「あんまり触らないように気をつけるけど、痛かったらすぐ言って」
そう言うと西園寺先輩は私の足を軽く持って、どこからか東条くんが持ってきてくれた救急箱から湿布や包帯を取り出すと優しく巻いてくれた。
手当をしてくれたおかげで少しずつ痛みが引いていく
………ほんとさっきから西園寺先輩に助けられてばかりだ
周りからこき使われてばかりの私にこんなにも良くしてくれる人なんて今までいただろうか。

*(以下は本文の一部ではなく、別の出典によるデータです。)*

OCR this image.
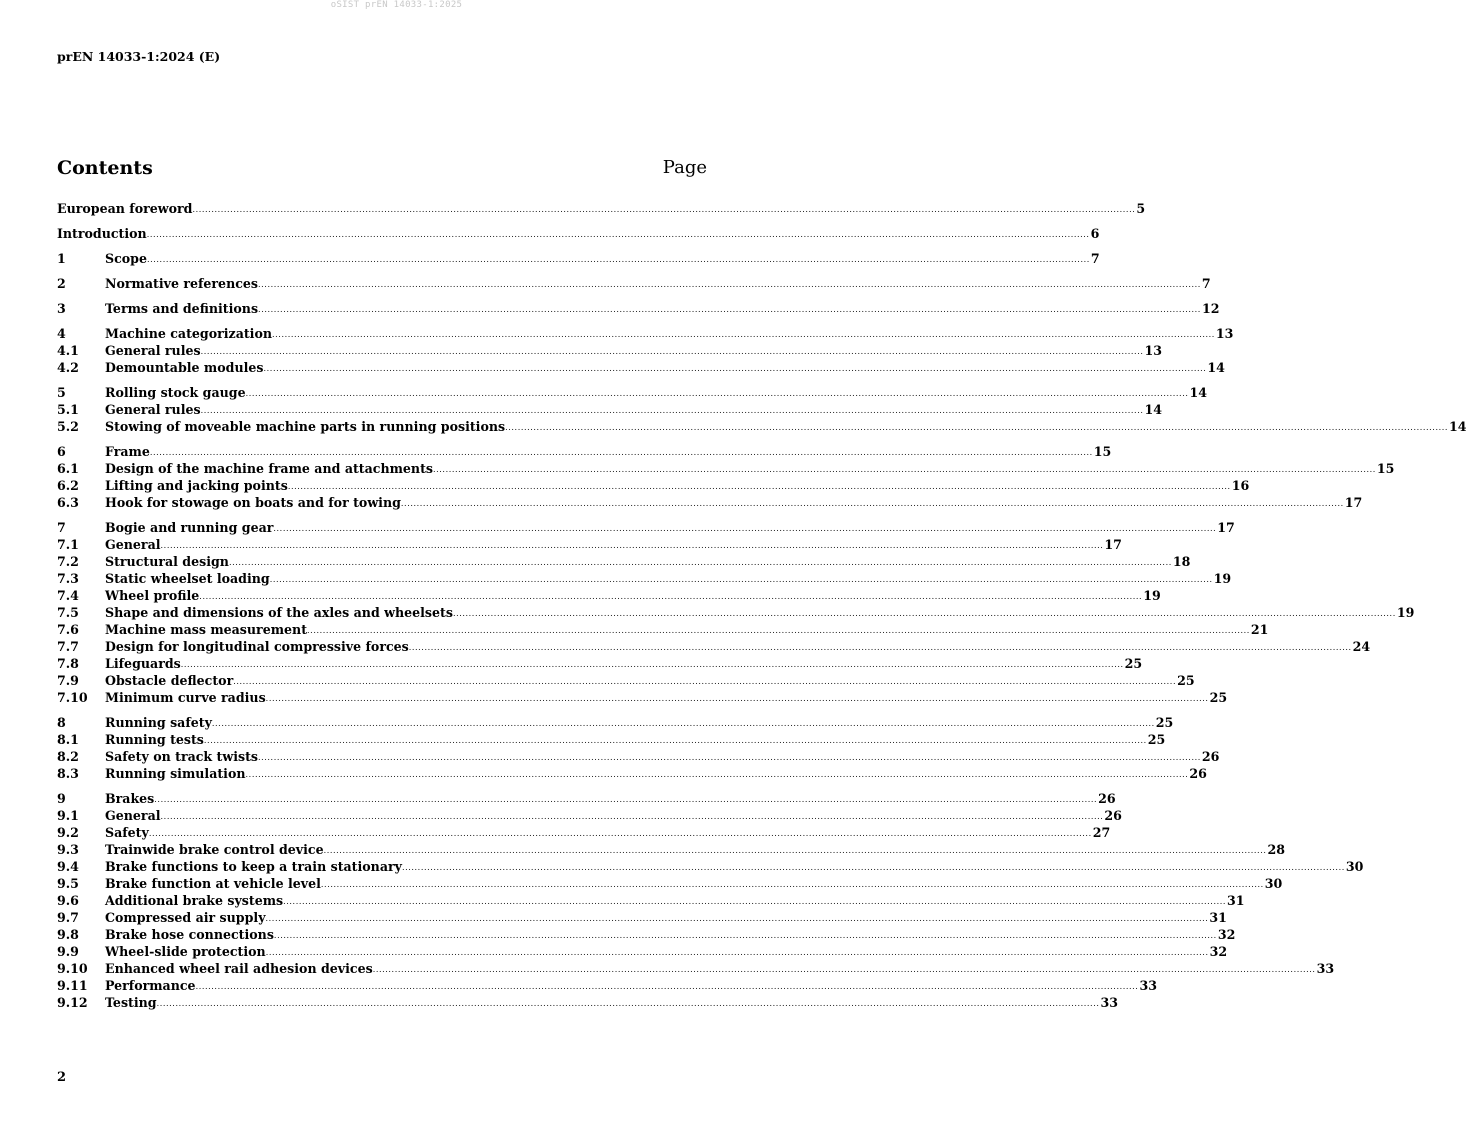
oSIST prEN 14033-1:2025
prEN 14033-1:2024 (E)
Contents	Page
European foreword ............................................................................................................................................................................................................................................................................................................ 5
Introduction ............................................................................................................................................................................................................................................................................................................ 6
1	Scope ............................................................................................................................................................................................................................................................................................................ 7
2	Normative references ............................................................................................................................................................................................................................................................................................................ 7
3	Terms and definitions ............................................................................................................................................................................................................................................................................................................ 12
4	Machine categorization ............................................................................................................................................................................................................................................................................................................ 13
4.1	General rules ............................................................................................................................................................................................................................................................................................................ 13
4.2	Demountable modules ............................................................................................................................................................................................................................................................................................................ 14
5	Rolling stock gauge ............................................................................................................................................................................................................................................................................................................ 14
5.1	General rules ............................................................................................................................................................................................................................................................................................................ 14
5.2	Stowing of moveable machine parts in running positions ............................................................................................................................................................................................................................................................................................................ 14
6	Frame ............................................................................................................................................................................................................................................................................................................ 15
6.1	Design of the machine frame and attachments ............................................................................................................................................................................................................................................................................................................ 15
6.2	Lifting and jacking points ............................................................................................................................................................................................................................................................................................................ 16
6.3	Hook for stowage on boats and for towing ............................................................................................................................................................................................................................................................................................................ 17
7	Bogie and running gear ............................................................................................................................................................................................................................................................................................................ 17
7.1	General ............................................................................................................................................................................................................................................................................................................ 17
7.2	Structural design ............................................................................................................................................................................................................................................................................................................ 18
7.3	Static wheelset loading ............................................................................................................................................................................................................................................................................................................ 19
7.4	Wheel profile ............................................................................................................................................................................................................................................................................................................ 19
7.5	Shape and dimensions of the axles and wheelsets ............................................................................................................................................................................................................................................................................................................ 19
7.6	Machine mass measurement ............................................................................................................................................................................................................................................................................................................ 21
7.7	Design for longitudinal compressive forces ............................................................................................................................................................................................................................................................................................................ 24
7.8	Lifeguards ............................................................................................................................................................................................................................................................................................................ 25
7.9	Obstacle deflector ............................................................................................................................................................................................................................................................................................................ 25
7.10	Minimum curve radius ............................................................................................................................................................................................................................................................................................................ 25
8	Running safety ............................................................................................................................................................................................................................................................................................................ 25
8.1	Running tests ............................................................................................................................................................................................................................................................................................................ 25
8.2	Safety on track twists ............................................................................................................................................................................................................................................................................................................ 26
8.3	Running simulation ............................................................................................................................................................................................................................................................................................................ 26
9	Brakes ............................................................................................................................................................................................................................................................................................................ 26
9.1	General ............................................................................................................................................................................................................................................................................................................ 26
9.2	Safety ............................................................................................................................................................................................................................................................................................................ 27
9.3	Trainwide brake control device ............................................................................................................................................................................................................................................................................................................ 28
9.4	Brake functions to keep a train stationary ............................................................................................................................................................................................................................................................................................................ 30
9.5	Brake function at vehicle level ............................................................................................................................................................................................................................................................................................................ 30
9.6	Additional brake systems ............................................................................................................................................................................................................................................................................................................ 31
9.7	Compressed air supply ............................................................................................................................................................................................................................................................................................................ 31
9.8	Brake hose connections ............................................................................................................................................................................................................................................................................................................ 32
9.9	Wheel-slide protection ............................................................................................................................................................................................................................................................................................................ 32
9.10	Enhanced wheel rail adhesion devices ............................................................................................................................................................................................................................................................................................................ 33
9.11	Performance ............................................................................................................................................................................................................................................................................................................ 33
9.12	Testing ............................................................................................................................................................................................................................................................................................................ 33
2
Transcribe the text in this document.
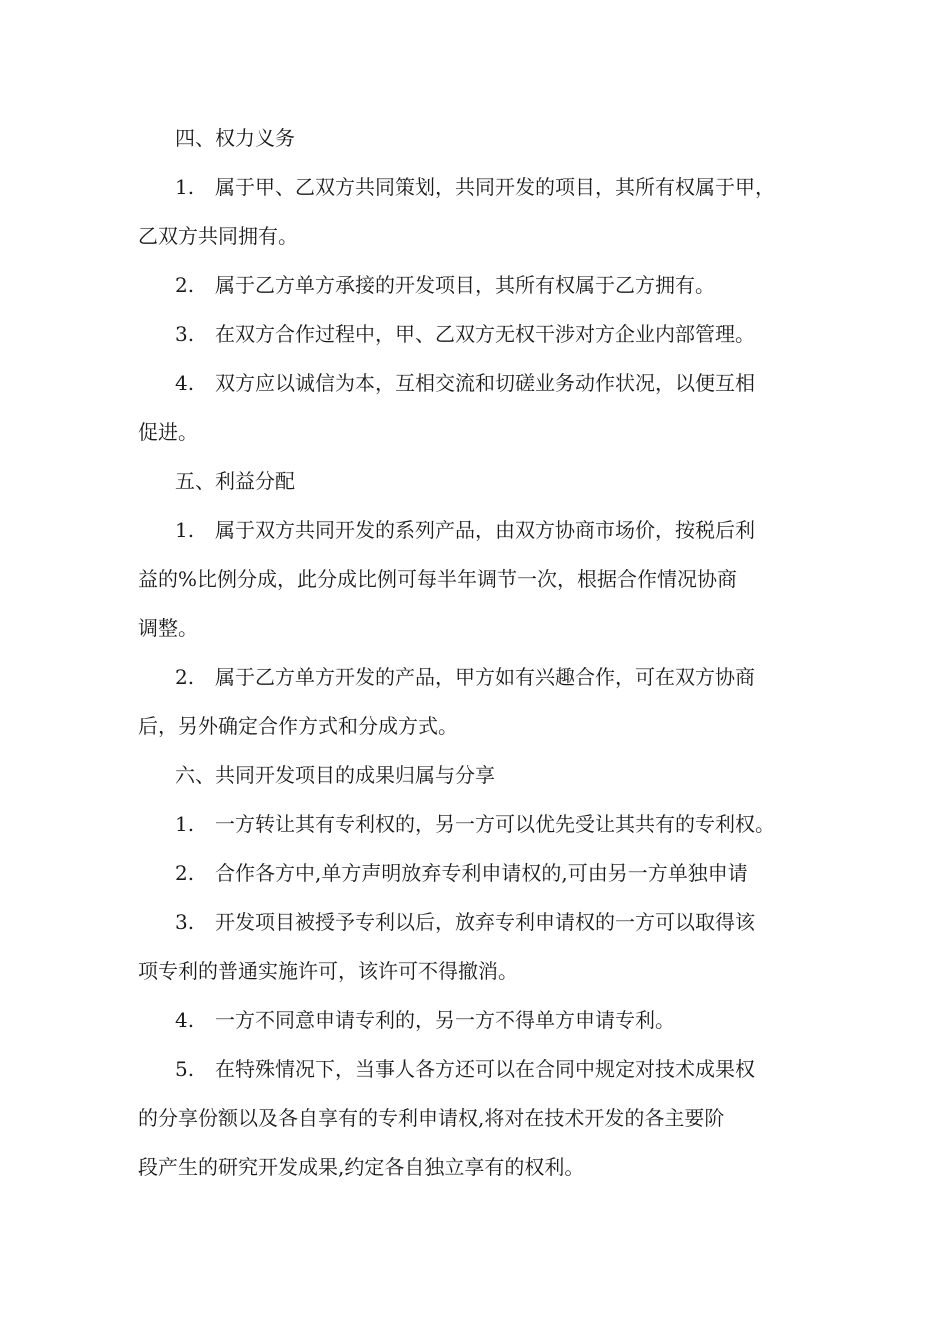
四、权力义务
1. 属于甲、乙双方共同策划，共同开发的项目，其所有权属于甲，
乙双方共同拥有。
2. 属于乙方单方承接的开发项目，其所有权属于乙方拥有。
3. 在双方合作过程中，甲、乙双方无权干涉对方企业内部管理。
4. 双方应以诚信为本，互相交流和切磋业务动作状况，以便互相
促进。
五、利益分配
1. 属于双方共同开发的系列产品，由双方协商市场价，按税后利
益的%比例分成，此分成比例可每半年调节一次，根据合作情况协商
调整。
2. 属于乙方单方开发的产品，甲方如有兴趣合作，可在双方协商
后，另外确定合作方式和分成方式。
六、共同开发项目的成果归属与分享
1. 一方转让其有专利权的，另一方可以优先受让其共有的专利权。
2. 合作各方中,单方声明放弃专利申请权的,可由另一方单独申请
3. 开发项目被授予专利以后，放弃专利申请权的一方可以取得该
项专利的普通实施许可，该许可不得撤消。
4. 一方不同意申请专利的，另一方不得单方申请专利。
5. 在特殊情况下，当事人各方还可以在合同中规定对技术成果权
的分享份额以及各自享有的专利申请权,将对在技术开发的各主要阶
段产生的研究开发成果,约定各自独立享有的权利。
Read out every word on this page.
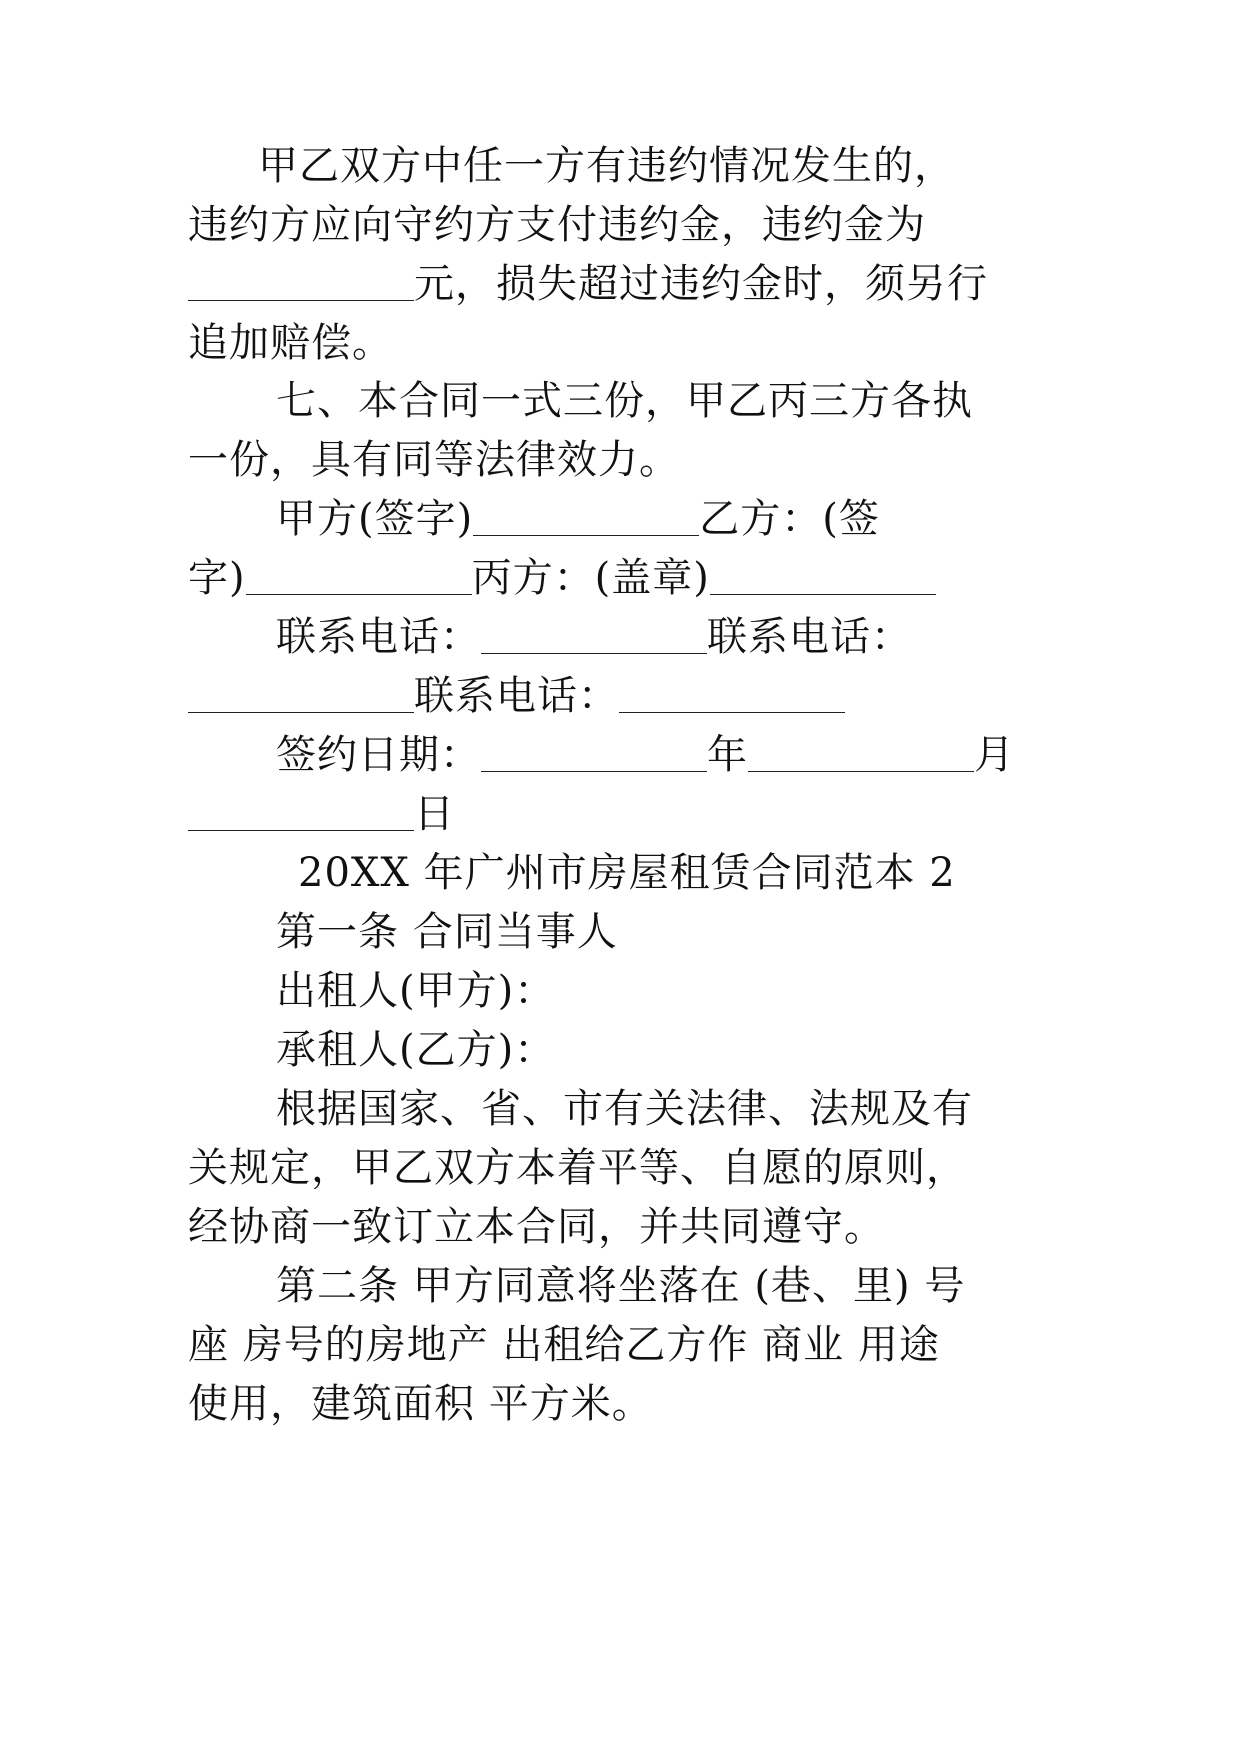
甲乙双方中任一方有违约情况发生的，
违约方应向守约方支付违约金，违约金为
元，损失超过违约金时，须另行
追加赔偿。
七、本合同一式三份，甲乙丙三方各执
一份，具有同等法律效力。
甲方(签字)	乙方：(签
字)	丙方：(盖章)
联系电话：	联系电话：
联系电话：
签约日期：	年	月
日
20XX 年广州市房屋租赁合同范本 2
第一条 合同当事人
出租人(甲方)：
承租人(乙方)：
根据国家、省、市有关法律、法规及有
关规定，甲乙双方本着平等、自愿的原则，
经协商一致订立本合同，并共同遵守。
第二条 甲方同意将坐落在 (巷、里) 号
座 房号的房地产 出租给乙方作 商业 用途
使用，建筑面积 平方米。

「はい、終わり。しばらくここでゆっくりしてていいから」
「ほんとにありがとうございます!………ほんとさっきから迷惑ばかりかけてしまってすみません……」
「気にしないで。迷惑とか思ってないから」
そう言って西園寺先輩は私の頭を優しく撫でてくれた。
………さっきから西園寺先輩距離が近い!スキンシップ多めなタイプなのかな…
「俺、遥翔くんがあんな甘い表情してるの初めてみたよ………」
「俺も。ずっと一緒にいたけどあいつあんな顔できるなら俺らにも優しくしろよ」
手当が終わるといつの間にか前のソファに座っていたはずの二人が目の前に来ていた。